Blake appears regularly as a guest on numerous sports talk shows throughout the country and had his own national talk show - “Marty Blake's Basketball Sunday” - for two years.
He also has written on college basketball for magazines in England, Spain and Italy.
In
l994, he appeared in the movie BLUE CHIPS - a basketball-oriented film
staring Nick Nolte and a number of NBA and college personalities. The
movie was directed by Academy Award winner William Friedkin.
Blake
has appeared in numerous stage productions, including a l6-week stint
in Arsenic and Old Lace - while in the military service. He also
appeared on two separate occasions on the stage of the famed St. Louis Municipal Opera in the outdoor production of Wish You Were Here.
He
also had a cameo role in the l946 movie THEY WERE EXPENDABLE - a war
epic staring John Wayne - about PT Boats. Blake played (of all things)

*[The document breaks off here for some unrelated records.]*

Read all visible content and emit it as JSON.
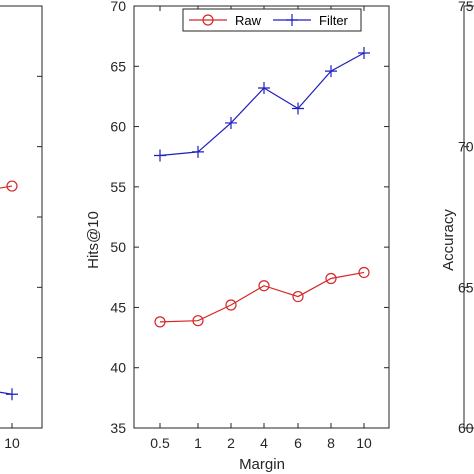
{
  "chart_data": [
    {
      "type": "line",
      "panel": "left",
      "xlabel": "",
      "ylabel": "",
      "categories": [
        "10"
      ],
      "series": [
        {
          "values": [
            68.6
          ],
          "marker": "circle",
          "color": "#d62728"
        },
        {
          "values": [
            61.2
          ],
          "marker": "plus",
          "color": "#1f1fbf"
        }
      ]
    },
    {
      "type": "line",
      "panel": "center",
      "title": "",
      "xlabel": "Margin",
      "ylabel": "Hits@10",
      "categories": [
        "0.5",
        "1",
        "2",
        "4",
        "6",
        "8",
        "10"
      ],
      "ylim": [
        35,
        70
      ],
      "yticks": [
        35,
        40,
        45,
        50,
        55,
        60,
        65,
        70
      ],
      "grid": false,
      "legend": "top-right",
      "series": [
        {
          "name": "Raw",
          "values": [
            43.8,
            43.9,
            45.2,
            46.8,
            45.9,
            47.4,
            47.9
          ],
          "marker": "circle",
          "color": "#d62728"
        },
        {
          "name": "Filter",
          "values": [
            57.6,
            57.9,
            60.3,
            63.2,
            61.5,
            64.6,
            66.1
          ],
          "marker": "plus",
          "color": "#1f1fbf"
        }
      ]
    },
    {
      "type": "line",
      "panel": "right",
      "xlabel": "",
      "ylabel": "Accuracy",
      "ylim": [
        60,
        75
      ],
      "yticks": [
        60,
        65,
        70,
        75
      ],
      "series": []
    }
  ]
}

a dead soldier. The movie was filmed in Biscayne Bay in Miami in 1944.
His
thespian efforts in college included the role of Ed Keller in the Male
Animal (James Thurber) and roles in several other plays - mostly
comedies.
While in college at the University of Pennsylvania and Wilkes University he wrote a sports column and was a columnist for the Wyoming Valley (Pa.) Sports Journal for two years.
Many
of the players now in the Naismith Basketball Hall of Fame have either
played or coached for Blake. Alex Hannum, who coached the St. Louis
Hawks to the NBA title in l958, entered the Hall three years ago. Two
years ago, John Thompson (the former Georgetown
coach) and former trailblazing NBA GM Wayne Embry joined the more than
25 players, coaches and officials who played or coached for Blake. In
2001, Blake was appointed to the position of Historical Consultant to
the Basketball Hall of Fame.
He is a member of the Wyoming Valley (Pa.)
Sports Hall of Fame and serves on the HONOR COURT of the Georgia Sports
Hall of Fame, helping to select the basketball nominees and inductees
to that Hall.
He
is on the National Committee to select the John R. Wooden Award; is a
member of the Naismith Award nominating committee and serves on the New
York City Basketball Hall of Fame selection committee.
He is married to the former Marcia Ruth Whitworth, an Atlanta
artist-photographer. Marty and Marcia are the parents of three
children: Eliot, an attorney who recently received his PHD at the
University of Iowa; Sarah, who is employed as a senior research
scientist in managed health care at Emory University in Atlanta where
she also teaches; and Ryan, who retired after six years on the ATP
men’s professional tennis tour and who now assists his father as
Assistant Director of NBA Scouting.
Marcia
Blake was a professional tennis umpire who has worked the Olympics, the
United States Open and the Davis Cup, and for many years was one of the
few women ever to work as a chair umpire at the NCAA Men's Tennis
National Championships in Athens, Georgia. She also has been tournament
director for the Georgia State Seniors tennis tourney and several national tourneys.
Both Blakes are long-time members of the U.S. Basketball Writers Association and the U.S. Tennis Writers Association. Marty is also a member of the Football Writers of America.